Chinese President Xi Jinping applauds during the opening session of the rubber stamp National People’s Congress in Beijing in 2018. (Photo by Wang Zhao/AFP via Getty Images)
Chinese President Xi Jinping applauds during the opening session of the rubber stamp National People’s Congress in Beijing in 2018. (Photo by Wang Zhao/AFP via Getty Images)

Xi, who became CCP general secretary in November 2012 and president four months later, gets the lion’s share of attention in the resolution.

“[T]he Central Committee, with Comrade Xi Jinping at its core, has demonstrated great historical initiative, tremendous political courage, and a powerful sense of mission,” the text says.

“Keeping in mind both domestic and international imperatives, the Central Committee has implemented the Party’s basic theory, line, and policy and provided unified leadership for advancing our great struggle, great project, great cause, and great dream.”

‘In preparation for the next stage’

The resolution’s evaluation of the PRC’s history includes an assessment of the People’s Liberation Army, which it says “has been through an all-around revolutionary restructuring in preparation for the next stage, while our defense capabilities have grown in step with our economic strength.”

“Our people’s military, firmly carrying out the missions of the new era, has taken concrete actions to safeguard our national sovereignty, security, and development interests with an indomitable fighting spirit.”

On one of the most sensitive areas of dispute between Beijing and the West – mass-scale atrocities against Uyghurs and other minority Muslim in Xinjiang – the resolution is silent.

It does refer to two other major issues of contention – the strangling of democracy in Hong Kong and the continuing standoff between the PRC and Taiwan.

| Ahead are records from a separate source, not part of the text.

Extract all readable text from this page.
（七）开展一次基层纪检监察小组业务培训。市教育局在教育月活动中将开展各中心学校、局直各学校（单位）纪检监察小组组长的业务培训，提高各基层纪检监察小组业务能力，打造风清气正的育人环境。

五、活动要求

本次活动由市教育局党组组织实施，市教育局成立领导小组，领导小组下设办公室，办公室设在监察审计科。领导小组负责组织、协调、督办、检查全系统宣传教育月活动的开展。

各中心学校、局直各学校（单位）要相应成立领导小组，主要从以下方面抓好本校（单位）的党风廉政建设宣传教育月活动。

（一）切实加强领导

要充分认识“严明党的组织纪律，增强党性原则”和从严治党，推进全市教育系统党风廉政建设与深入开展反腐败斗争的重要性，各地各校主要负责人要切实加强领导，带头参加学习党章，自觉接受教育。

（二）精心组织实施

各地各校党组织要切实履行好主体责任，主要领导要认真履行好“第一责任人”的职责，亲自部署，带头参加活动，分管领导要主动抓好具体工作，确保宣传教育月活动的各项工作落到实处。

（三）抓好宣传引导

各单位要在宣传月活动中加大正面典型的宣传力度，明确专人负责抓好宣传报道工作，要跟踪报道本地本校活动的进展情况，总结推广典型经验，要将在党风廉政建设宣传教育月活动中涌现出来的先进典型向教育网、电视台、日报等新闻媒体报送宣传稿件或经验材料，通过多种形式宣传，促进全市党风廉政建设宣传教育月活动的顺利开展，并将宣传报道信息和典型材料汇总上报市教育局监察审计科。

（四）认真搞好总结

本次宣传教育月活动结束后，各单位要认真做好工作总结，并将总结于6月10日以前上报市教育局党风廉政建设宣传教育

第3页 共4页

The text says the CCP central committee has adopted “measures to address both symptoms and root causes of relevant issues” in Hong Kong and is enforcing the principle that Hong Kong “should be governed by patriots.”

“These moves have helped to restore order in Hong Kong and ensure a turn for the better in the region.”

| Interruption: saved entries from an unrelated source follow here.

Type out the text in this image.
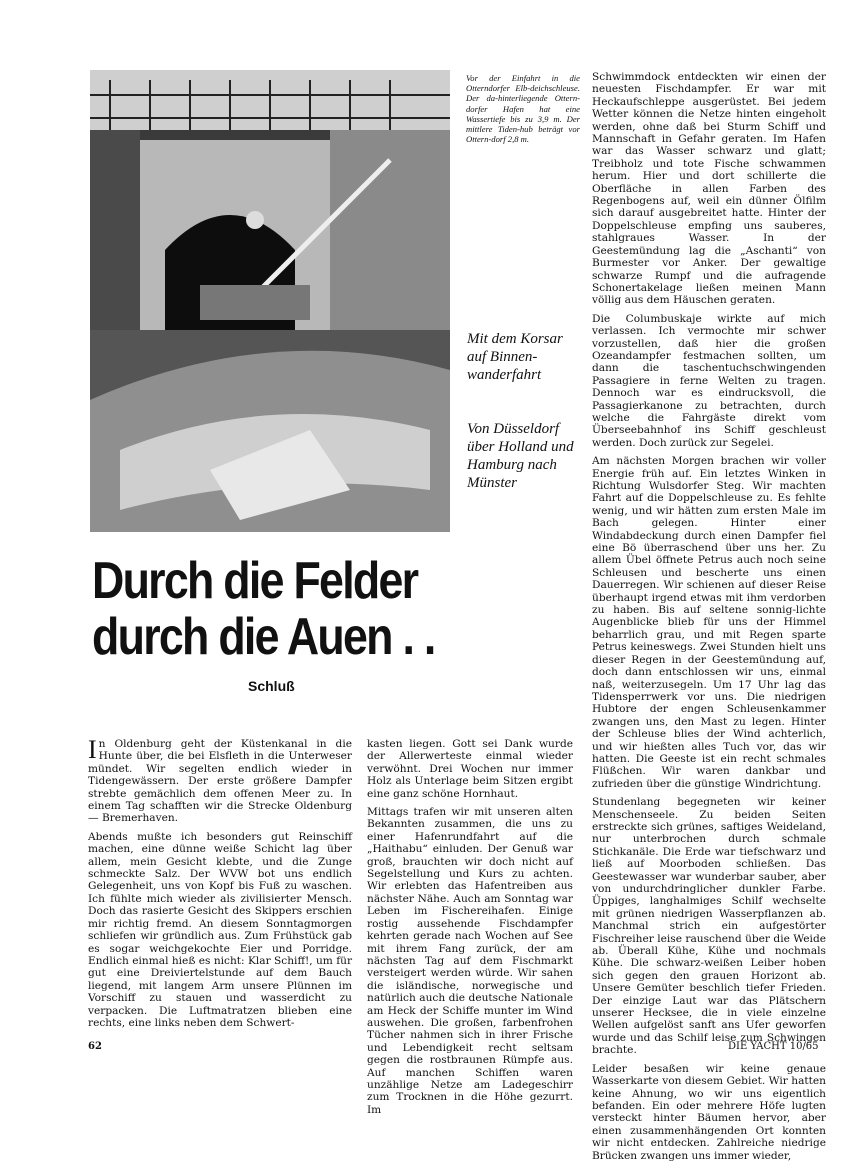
Vor der Einfahrt in die Otterndorfer Elb-deichschleuse. Der da-hinterliegende Ottern-dorfer Hafen hat eine Wassertiefe bis zu 3,9 m. Der mittlere Tiden-hub beträgt vor Ottern-dorf 2,8 m.

Mit dem Korsar auf Binnen-wanderfahrt

Von Düsseldorf über Holland und Hamburg nach Münster

Durch die Felder
durch die Auen . .

Schluß

In Oldenburg geht der Küstenkanal in die Hunte über, die bei Elsfleth in die Unterweser mündet. Wir segelten endlich wieder in Tidengewässern. Der erste größere Dampfer strebte gemächlich dem offenen Meer zu. In einem Tag schafften wir die Strecke Oldenburg — Bremerhaven.

Abends mußte ich besonders gut Reinschiff machen, eine dünne weiße Schicht lag über allem, mein Gesicht klebte, und die Zunge schmeckte Salz. Der WVW bot uns endlich Gelegenheit, uns von Kopf bis Fuß zu waschen. Ich fühlte mich wieder als zivilisierter Mensch. Doch das rasierte Gesicht des Skippers erschien mir richtig fremd. An diesem Sonntagmorgen schliefen wir gründlich aus. Zum Frühstück gab es sogar weichgekochte Eier und Porridge. Endlich einmal hieß es nicht: Klar Schiff!, um für gut eine Dreiviertelstunde auf dem Bauch liegend, mit langem Arm unsere Plünnen im Vorschiff zu stauen und wasserdicht zu verpacken. Die Luftmatratzen blieben eine rechts, eine links neben dem Schwert-

kasten liegen. Gott sei Dank wurde der Allerwerteste einmal wieder verwöhnt. Drei Wochen nur immer Holz als Unterlage beim Sitzen ergibt eine ganz schöne Hornhaut.

Mittags trafen wir mit unseren alten Bekannten zusammen, die uns zu einer Hafenrundfahrt auf die „Haithabu“ einluden. Der Genuß war groß, brauchten wir doch nicht auf Segelstellung und Kurs zu achten. Wir erlebten das Hafentreiben aus nächster Nähe. Auch am Sonntag war Leben im Fischereihafen. Einige rostig aussehende Fischdampfer kehrten gerade nach Wochen auf See mit ihrem Fang zurück, der am nächsten Tag auf dem Fischmarkt versteigert werden würde. Wir sahen die isländische, norwegische und natürlich auch die deutsche Nationale am Heck der Schiffe munter im Wind auswehen. Die großen, farbenfrohen Tücher nahmen sich in ihrer Frische und Lebendigkeit recht seltsam gegen die rostbraunen Rümpfe aus. Auf manchen Schiffen waren unzählige Netze am Ladegeschirr zum Trocknen in die Höhe gezurrt. Im

Schwimmdock entdeckten wir einen der neuesten Fischdampfer. Er war mit Heckaufschleppe ausgerüstet. Bei jedem Wetter können die Netze hinten eingeholt werden, ohne daß bei Sturm Schiff und Mannschaft in Gefahr geraten. Im Hafen war das Wasser schwarz und glatt; Treibholz und tote Fische schwammen herum. Hier und dort schillerte die Oberfläche in allen Farben des Regenbogens auf, weil ein dünner Ölfilm sich darauf ausgebreitet hatte. Hinter der Doppelschleuse empfing uns sauberes, stahlgraues Wasser. In der Geestemündung lag die „Aschanti“ von Burmester vor Anker. Der gewaltige schwarze Rumpf und die aufragende Schonertakelage ließen meinen Mann völlig aus dem Häuschen geraten.

Die Columbuskaje wirkte auf mich verlassen. Ich vermochte mir schwer vorzustellen, daß hier die großen Ozeandampfer festmachen sollten, um dann die taschentuchschwingenden Passagiere in ferne Welten zu tragen. Dennoch war es eindrucksvoll, die Passagierkanone zu betrachten, durch welche die Fahrgäste direkt vom Überseebahnhof ins Schiff geschleust werden. Doch zurück zur Segelei.

Am nächsten Morgen brachen wir voller Energie früh auf. Ein letztes Winken in Richtung Wulsdorfer Steg. Wir machten Fahrt auf die Doppelschleuse zu. Es fehlte wenig, und wir hätten zum ersten Male im Bach gelegen. Hinter einer Windabdeckung durch einen Dampfer fiel eine Bö überraschend über uns her. Zu allem Übel öffnete Petrus auch noch seine Schleusen und bescherte uns einen Dauerregen. Wir schienen auf dieser Reise überhaupt irgend etwas mit ihm verdorben zu haben. Bis auf seltene sonnig-lichte Augenblicke blieb für uns der Himmel beharrlich grau, und mit Regen sparte Petrus keineswegs. Zwei Stunden hielt uns dieser Regen in der Geestemündung auf, doch dann entschlossen wir uns, einmal naß, weiterzusegeln. Um 17 Uhr lag das Tidensperrwerk vor uns. Die niedrigen Hubtore der engen Schleusenkammer zwangen uns, den Mast zu legen. Hinter der Schleuse blies der Wind achterlich, und wir hießten alles Tuch vor, das wir hatten. Die Geeste ist ein recht schmales Flüßchen. Wir waren dankbar und zufrieden über die günstige Windrichtung.

Stundenlang begegneten wir keiner Menschenseele. Zu beiden Seiten erstreckte sich grünes, saftiges Weideland, nur unterbrochen durch schmale Stichkanäle. Die Erde war tiefschwarz und ließ auf Moorboden schließen. Das Geestewasser war wunderbar sauber, aber von undurchdringlicher dunkler Farbe. Üppiges, langhalmiges Schilf wechselte mit grünen niedrigen Wasserpflanzen ab. Manchmal strich ein aufgestörter Fischreiher leise rauschend über die Weide ab. Überall Kühe, Kühe und nochmals Kühe. Die schwarz-weißen Leiber hoben sich gegen den grauen Horizont ab. Unsere Gemüter beschlich tiefer Frieden. Der einzige Laut war das Plätschern unserer Hecksee, die in viele einzelne Wellen aufgelöst sanft ans Ufer geworfen wurde und das Schilf leise zum Schwingen brachte.

Leider besaßen wir keine genaue Wasserkarte von diesem Gebiet. Wir hatten keine Ahnung, wo wir uns eigentlich befanden. Ein oder mehrere Höfe lugten versteckt hinter Bäumen hervor, aber einen zusammenhängenden Ort konnten wir nicht entdecken. Zahlreiche niedrige Brücken zwangen uns immer wieder,

62	DIE YACHT 10/65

On Taiwan, the resolution states, “We firmly oppose separatist activities seeking Taiwan independence. We firmly oppose foreign interference.”

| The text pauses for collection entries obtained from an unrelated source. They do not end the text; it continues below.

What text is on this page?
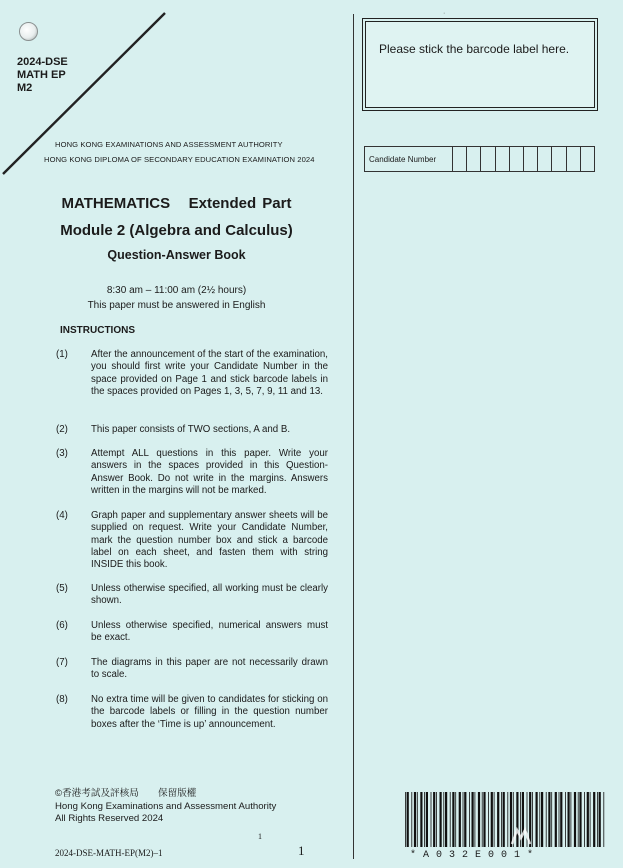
·
2024-DSE
MATH EP
M2
HONG KONG EXAMINATIONS AND ASSESSMENT AUTHORITY
HONG KONG DIPLOMA OF SECONDARY EDUCATION EXAMINATION 2024
Please stick the barcode label here.
Candidate Number
MATHEMATICS   Extended Part
Module 2 (Algebra and Calculus)
Question-Answer Book
8:30 am – 11:00 am (2½ hours)
This paper must be answered in English
INSTRUCTIONS
(1) After the announcement of the start of the examination, you should first write your Candidate Number in the space provided on Page 1 and stick barcode labels in the spaces provided on Pages 1, 3, 5, 7, 9, 11 and 13.
(2) This paper consists of TWO sections, A and B.
(3) Attempt ALL questions in this paper. Write your answers in the spaces provided in this Question-Answer Book. Do not write in the margins. Answers written in the margins will not be marked.
(4) Graph paper and supplementary answer sheets will be supplied on request. Write your Candidate Number, mark the question number box and stick a barcode label on each sheet, and fasten them with string INSIDE this book.
(5) Unless otherwise specified, all working must be clearly shown.
(6) Unless otherwise specified, numerical answers must be exact.
(7) The diagrams in this paper are not necessarily drawn to scale.
(8) No extra time will be given to candidates for sticking on the barcode labels or filling in the question number boxes after the ‘Time is up’ announcement.
©香港考試及評核局　　保留版權
Hong Kong Examinations and Assessment Authority
All Rights Reserved 2024
1
2024-DSE-MATH-EP(M2)–1	1	*A032E001*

The resolution also highlights China’s striking advances in international diplomacy, alluding to its growing influence at the United Nations and other multilateral forums.

“China has broken new ground in its diplomatic endeavors amid profound global changes and turned crises into opportunities amid complex situations on the international stage,” it says.

“These efforts have resulted in a marked increase in China’s international influence, appeal, and power to shape.”

As a result of the CCP’s endeavors, it says, the Chinese people “have been freed from bullying, oppression, and subjugation.”

The rare “resolution on history” comes a year before the CCP holds its 20th National Congress – they are held once every five years – which is expected to formalize a third term for Xi.

From 1982 until 2018, presidents could not serve more than two consecutive terms, but the term limits were abolished that year, shortly after Xi’s “socialism with Chinese characteristics” philosophy was enshrined into the party – and later, the national – constitution.

Jiang and Hu were president for 10 years each, and Deng served for 11 years as China’s paramount leader.

Xi, who is 68, looks set to retain his “core” position at the helm for considerably longer.